Antonio Del Vechhio
Rignano Garganico, lunedì 6 marzo 2017 - Ora che il ghetto non c’è più e i suoi abitanti trasferiti in quel di San Severo, la coscienza di molti rimorde. Lo si avverte per varie ragioni sia a livello di base che di vertici istituzionali. In primo luogo per non aver impedito l’incendio e con esso la perdita di due vite umane. Quindi, per aver tollerato il palese sfruttamento ad opera di caporali di tutte le specie. E ancor di più per non aver tentato il minimo sforzo per la loro integrazione nel territorio e nelle comunità del circondario. Lo sfruttamento e lo schiavismo esercitato su di essi era così forte da impedire ad essi stessi di liberarsi.
Non a caso allo sgombero, alcuni di essi si sono ribellati, abbrutiti come erano dalla fatica e dalla miseria quotidiana in cui erano costretti a vivere ed addirittura intravedevano in questa misera residenza, seppure sprovvista dei più elementari servizi, un pezzo della loro Africa. Un pezzo della loro patria lontana, dove poter conservare e praticare le loro tradizioni, il loro modo di vivere, senza contaminazione alcuna col mondo esterno. Forse la pensavano così, perché sin dall’inizio del loro arrivo in Italia sono stati discriminati e ghettizzati, a qualsiasi livello, compresi quelli che avevano l’obbligo di assisterli o dagli altri che sottoforma di un pseudo ‘pietismo’ strumentalizzavano le loro tristi condizioni per motivi di consensi di tipo ideologico e politico.
A questo punto il ragionamento sul luogo e il nome del Comune dove si trovano a vivere non conta più, quanto il loro futuro. Saranno bene accolti dalla popolazione, cesserà la brutta pratica del caporalato, sarà rispettata la loro dignità di uomini e soprattutto sarà garantita la sicurezza delle abitazioni e delle persone? Sono queste, dunque, le domande che in queste ore assillano i bene intenzionati, soprattutto dopo gli spari contro le forze dell’ordine avvenuti la notte scorsa a San Severo. Accogliamo anche noi di Rignano l’appello del sindaco Francesco Miglio e collaboriamo assieme agli altri centri ed istituzioni territoriali a far sì che questo grande problema assurto alle cronaca della stampa nazionale possa essere risolto con l’apporto fattivo di tutti a prescindere da ogni competenza formale, ma animati dall’obiettivo comune di far vivere gli immigrati come noi stessi, almeno questi che ora sono in Italia e ci vivono da un pezzo.

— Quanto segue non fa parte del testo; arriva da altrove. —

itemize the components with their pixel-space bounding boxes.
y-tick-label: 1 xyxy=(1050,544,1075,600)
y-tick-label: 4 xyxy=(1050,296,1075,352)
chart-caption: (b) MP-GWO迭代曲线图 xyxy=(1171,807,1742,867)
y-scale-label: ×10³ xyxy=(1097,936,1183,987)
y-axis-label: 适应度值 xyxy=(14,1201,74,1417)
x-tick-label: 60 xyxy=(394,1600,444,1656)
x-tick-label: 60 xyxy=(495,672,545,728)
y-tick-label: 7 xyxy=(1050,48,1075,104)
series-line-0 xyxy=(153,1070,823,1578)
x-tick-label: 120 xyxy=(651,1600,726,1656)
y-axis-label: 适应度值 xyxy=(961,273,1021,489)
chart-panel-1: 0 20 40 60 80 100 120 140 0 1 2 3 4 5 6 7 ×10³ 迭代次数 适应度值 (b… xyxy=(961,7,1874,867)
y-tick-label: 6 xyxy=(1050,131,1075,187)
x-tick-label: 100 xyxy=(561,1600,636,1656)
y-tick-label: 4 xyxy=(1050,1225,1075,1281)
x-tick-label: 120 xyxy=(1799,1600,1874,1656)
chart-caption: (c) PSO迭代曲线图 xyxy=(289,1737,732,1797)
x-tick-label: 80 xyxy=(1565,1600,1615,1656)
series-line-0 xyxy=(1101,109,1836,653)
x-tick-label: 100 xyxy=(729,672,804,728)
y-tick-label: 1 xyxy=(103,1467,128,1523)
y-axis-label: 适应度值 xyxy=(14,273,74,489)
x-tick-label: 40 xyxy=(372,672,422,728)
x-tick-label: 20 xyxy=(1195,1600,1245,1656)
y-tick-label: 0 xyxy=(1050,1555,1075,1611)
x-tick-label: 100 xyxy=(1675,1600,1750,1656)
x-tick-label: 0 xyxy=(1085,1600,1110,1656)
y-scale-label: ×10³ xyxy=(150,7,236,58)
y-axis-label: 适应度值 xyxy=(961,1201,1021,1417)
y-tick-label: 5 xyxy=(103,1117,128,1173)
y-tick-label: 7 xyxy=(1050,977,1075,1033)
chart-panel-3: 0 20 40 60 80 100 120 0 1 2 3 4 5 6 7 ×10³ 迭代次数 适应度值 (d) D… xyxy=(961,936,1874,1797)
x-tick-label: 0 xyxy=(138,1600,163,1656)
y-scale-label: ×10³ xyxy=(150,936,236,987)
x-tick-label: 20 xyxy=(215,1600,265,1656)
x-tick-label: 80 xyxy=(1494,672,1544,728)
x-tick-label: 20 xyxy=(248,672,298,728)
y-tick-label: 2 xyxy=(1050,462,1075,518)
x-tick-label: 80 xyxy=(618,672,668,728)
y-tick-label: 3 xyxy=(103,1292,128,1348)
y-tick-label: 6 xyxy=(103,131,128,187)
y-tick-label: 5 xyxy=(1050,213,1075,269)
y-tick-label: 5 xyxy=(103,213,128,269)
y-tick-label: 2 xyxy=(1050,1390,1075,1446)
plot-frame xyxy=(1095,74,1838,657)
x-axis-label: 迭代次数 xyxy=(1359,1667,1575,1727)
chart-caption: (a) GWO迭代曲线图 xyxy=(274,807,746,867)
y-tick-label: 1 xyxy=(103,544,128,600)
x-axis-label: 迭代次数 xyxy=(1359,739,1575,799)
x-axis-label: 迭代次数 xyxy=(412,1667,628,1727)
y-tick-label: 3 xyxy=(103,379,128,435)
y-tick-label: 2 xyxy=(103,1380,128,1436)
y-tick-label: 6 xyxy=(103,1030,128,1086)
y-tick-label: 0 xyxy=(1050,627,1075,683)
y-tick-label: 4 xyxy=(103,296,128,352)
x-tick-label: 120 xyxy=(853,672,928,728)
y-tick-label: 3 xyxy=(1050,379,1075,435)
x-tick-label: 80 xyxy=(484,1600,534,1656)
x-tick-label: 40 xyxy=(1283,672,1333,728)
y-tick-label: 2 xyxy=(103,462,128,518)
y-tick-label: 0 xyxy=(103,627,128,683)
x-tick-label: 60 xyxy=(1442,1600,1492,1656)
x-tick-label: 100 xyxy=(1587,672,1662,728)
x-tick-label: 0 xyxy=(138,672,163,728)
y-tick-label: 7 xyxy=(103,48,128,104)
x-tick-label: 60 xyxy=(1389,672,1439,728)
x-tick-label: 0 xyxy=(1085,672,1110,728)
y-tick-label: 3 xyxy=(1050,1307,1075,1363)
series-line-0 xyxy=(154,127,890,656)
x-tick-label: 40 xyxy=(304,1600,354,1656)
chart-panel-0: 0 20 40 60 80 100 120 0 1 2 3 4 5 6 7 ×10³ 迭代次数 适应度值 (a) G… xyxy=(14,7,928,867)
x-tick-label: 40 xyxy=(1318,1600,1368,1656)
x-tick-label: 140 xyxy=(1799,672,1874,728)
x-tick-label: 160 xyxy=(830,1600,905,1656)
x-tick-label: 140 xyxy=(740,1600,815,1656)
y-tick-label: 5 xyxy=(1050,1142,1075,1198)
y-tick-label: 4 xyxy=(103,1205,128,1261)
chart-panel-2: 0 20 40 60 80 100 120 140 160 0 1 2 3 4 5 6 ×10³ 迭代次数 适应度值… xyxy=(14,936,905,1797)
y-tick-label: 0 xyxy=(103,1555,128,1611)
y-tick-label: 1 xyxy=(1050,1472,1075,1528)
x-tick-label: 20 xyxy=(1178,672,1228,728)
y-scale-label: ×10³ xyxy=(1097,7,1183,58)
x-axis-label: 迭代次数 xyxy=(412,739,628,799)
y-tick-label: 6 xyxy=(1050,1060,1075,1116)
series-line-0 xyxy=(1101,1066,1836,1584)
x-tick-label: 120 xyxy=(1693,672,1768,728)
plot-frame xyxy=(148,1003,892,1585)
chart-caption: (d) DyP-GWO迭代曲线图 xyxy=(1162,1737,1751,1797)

Ha fatto bene il Sindaco della città dell’Alto Tavoliere a fare lo sciopero della fame per non essere lasciato solo dalle autorità superiori e soprattutto per essere protetto. Perché non proporre da subito un incontro dei sindaci dei centri vicini nella sua città, in segno di solidarietà sì, ma anche per discutere e redigere un programma comune di interventi ed aiuti reciproci?